Over the last few days public attention has been focused on President Weah with much of the blame for what protesters claim is poor governance of the country. President Weah is indeed carrying a heavy load. This should however not be surprising given the fact that Liberia for twenty-seven long years was governed under a virtual dictatorship by President William V.S. Tubman, the vestiges of which continue to haunt us today. He was succeeded by President William R. Tolbert who opened the political space to the point where he tolerated the formation of opposition political parties and allowed greater freedom of expression.
That period was however short-lived as his government was ousted in a coup d’etat in 1980. A ten-year period of a brutal military dictatorship ensued, which ended in his violent overthrow. Under the military dictatorship the democratic space was closed with the Legislative and Judiciary branches virtually impotent. It was the closure of the democratic space, mainly accompanied by gross abuse of human rights that led the country to a 14-year civil war.
The elections of Charles Taylor in 1997 as President raised hopes that the prolonged period of instability was over that the country was on a path of peace and prosperity. Those hopes however proved unfounded, undermined by Taylor’s irresistible urge to spread his influence and dominate Liberia and the subregion. Corruption was a hallmark of his rule. Further, he had virtually cowered the opposition and sent so many of his opponents fleeing into exile. They were to later regroup and subsequently invaded the country which forced Taylor to abdicate in 2003.
With the election of Ellen Johnson as President in 2005, hopes were once again raised that prosperity was in sight. At the time, Liberia was mired in crippling debt and her efforts succeeded in having Liberia benefit from debt relief which left the plate clean. Under her rule, the democratic space was widened and, although there were several instances of attempts to stifle the media, nevertheless, the media remained defiant never mind imprisonment and other abuses against media practitioners.
Under her rule, however, the Legislature as well as the Judiciary became for the most part instruments of personal control. Inducement and bribery of legislators as well as judicial officials was common place. The ouster of House Speaker Alex Tyler, largely accomplished through financial inducement of legislators as well as the signing into law of 64 out of 66 concession agreements, are cases in point. Her manipulation and corruption of integrity institutions such as the National Elections Commission, and the Liberia Anti-Corruption Commission was an open secret.

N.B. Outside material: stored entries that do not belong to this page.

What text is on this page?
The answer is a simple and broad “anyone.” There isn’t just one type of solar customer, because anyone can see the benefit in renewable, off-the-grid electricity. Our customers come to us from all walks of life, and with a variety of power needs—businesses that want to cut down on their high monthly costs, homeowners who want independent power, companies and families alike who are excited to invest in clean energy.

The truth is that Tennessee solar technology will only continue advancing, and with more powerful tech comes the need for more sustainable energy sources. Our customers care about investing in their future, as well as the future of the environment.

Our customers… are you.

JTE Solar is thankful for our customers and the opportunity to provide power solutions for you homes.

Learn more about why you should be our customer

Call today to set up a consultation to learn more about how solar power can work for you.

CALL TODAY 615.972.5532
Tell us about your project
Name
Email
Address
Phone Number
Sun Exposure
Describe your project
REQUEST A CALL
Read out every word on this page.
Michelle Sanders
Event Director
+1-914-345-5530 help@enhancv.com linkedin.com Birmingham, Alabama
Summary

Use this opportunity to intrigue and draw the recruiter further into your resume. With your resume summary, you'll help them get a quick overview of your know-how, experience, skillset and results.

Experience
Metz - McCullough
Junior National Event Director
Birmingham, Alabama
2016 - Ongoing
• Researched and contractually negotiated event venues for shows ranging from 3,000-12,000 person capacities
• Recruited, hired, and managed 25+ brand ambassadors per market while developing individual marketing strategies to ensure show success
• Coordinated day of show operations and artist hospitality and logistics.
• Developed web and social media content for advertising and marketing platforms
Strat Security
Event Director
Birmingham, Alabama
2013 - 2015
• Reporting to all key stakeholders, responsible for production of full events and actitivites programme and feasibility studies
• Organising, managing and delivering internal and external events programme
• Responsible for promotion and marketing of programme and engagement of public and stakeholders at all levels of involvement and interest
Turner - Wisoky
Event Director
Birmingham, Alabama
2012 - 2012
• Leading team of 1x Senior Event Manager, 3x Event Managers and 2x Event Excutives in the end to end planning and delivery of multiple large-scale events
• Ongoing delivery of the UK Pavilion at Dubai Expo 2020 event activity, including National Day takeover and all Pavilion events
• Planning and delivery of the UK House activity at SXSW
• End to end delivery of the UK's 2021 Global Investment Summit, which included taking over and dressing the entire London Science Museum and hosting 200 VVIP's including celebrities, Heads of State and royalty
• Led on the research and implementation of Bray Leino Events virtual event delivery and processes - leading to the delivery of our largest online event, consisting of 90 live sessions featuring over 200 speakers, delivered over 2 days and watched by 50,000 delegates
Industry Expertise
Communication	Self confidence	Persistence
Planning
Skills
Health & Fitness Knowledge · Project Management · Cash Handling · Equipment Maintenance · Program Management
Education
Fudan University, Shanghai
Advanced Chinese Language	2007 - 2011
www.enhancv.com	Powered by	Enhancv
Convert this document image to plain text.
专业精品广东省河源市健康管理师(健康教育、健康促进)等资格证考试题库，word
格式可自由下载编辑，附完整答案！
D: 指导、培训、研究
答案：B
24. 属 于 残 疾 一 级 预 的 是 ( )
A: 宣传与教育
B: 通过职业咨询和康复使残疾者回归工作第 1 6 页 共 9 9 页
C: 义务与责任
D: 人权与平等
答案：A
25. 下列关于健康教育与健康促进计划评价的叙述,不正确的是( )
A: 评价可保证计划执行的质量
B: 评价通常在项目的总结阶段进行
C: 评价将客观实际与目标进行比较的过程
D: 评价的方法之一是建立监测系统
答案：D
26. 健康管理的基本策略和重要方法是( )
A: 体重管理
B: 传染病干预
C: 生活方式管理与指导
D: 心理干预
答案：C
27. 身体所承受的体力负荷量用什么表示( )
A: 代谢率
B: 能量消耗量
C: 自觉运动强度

Her often proclaimed mantra, “it is now time for generational change”, according to political observers, was a ploy under which she sought to ensure that her successor kept the lid on corrupt practices in which she may have been involved, according to a leading former official in her government. In short, corruption and impunity was not only tolerated but encouraged as well.
It was no surprise, therefore, that prior to his ascension to the President, then presidential candidate George Weah often touted that the protection of her interests was his foremost priority. Although one of her sons has since been criminally indicted in the L$16 billion missing banknotes, she personally claimed responsibility for the mismanagement of public resources by another one of her sons, under whose watch US$50 million remained unaccounted for at the National Oil Company of Liberia (NOCAL). The matter has since remained under wraps.
President Weah, having inherited all the problems she created and finding himself hard-pressed in dealing with his inherited legacy, has turned to the use of violence to stifle dissent against poor governance and runaway corruption.
The current economic downturn fueled by official corruption and to which answers have not been forthcoming, has sparked off a growing chain of street protests by citizens angered by severe economic hardships, runaway official corruption and ostentatious displays of wealth by his officials.
This newspaper is constrained to warn President Weah of more protests to come should the economic situation continue to worsen. And a violent response by state security forces similar to what was experienced during the January 6 protest will eventually prove untenable. And lest it be forgotten, there will be repercussions, even if limited in scope.
Also to be considered is the prospect of criminal charges being brought against some state officials, security or otherwise before the International Criminal Court (ICC).
Lastly is the Legislature which cannot be absolved of blame in the economic downturn the country is currently experiencing.
For example even in the face of clear evidence suggesting foul play in the handling of the L$16 billion banknotes brought into the country, yet most legislators, according to sources, have signed on to a proposal to print additional banknotes when neither the L$16 billion nor the US$25 million allegedly infused into the economy have been properly accounted for.
As the old saying goes, “it takes two to tango”. The Legislature cannot be absolved of blame. As representatives of the people, they have failed to live up to their fiduciary responsibilities and it would not be surprising to see them drawn into the crosshairs of adverse public opinion. And should they continue to tread along the path of least resistance to Presidential foibles, they may likely find themselves the objects of public scorn and hate.
They ought to be reminded that in the opinion of the public, it is all about themselves and their interests and definitely not the public and if they do not act to erase this image, the consequences could eventually prove dastardly because after all, IT TAKES TWO TO TANGO.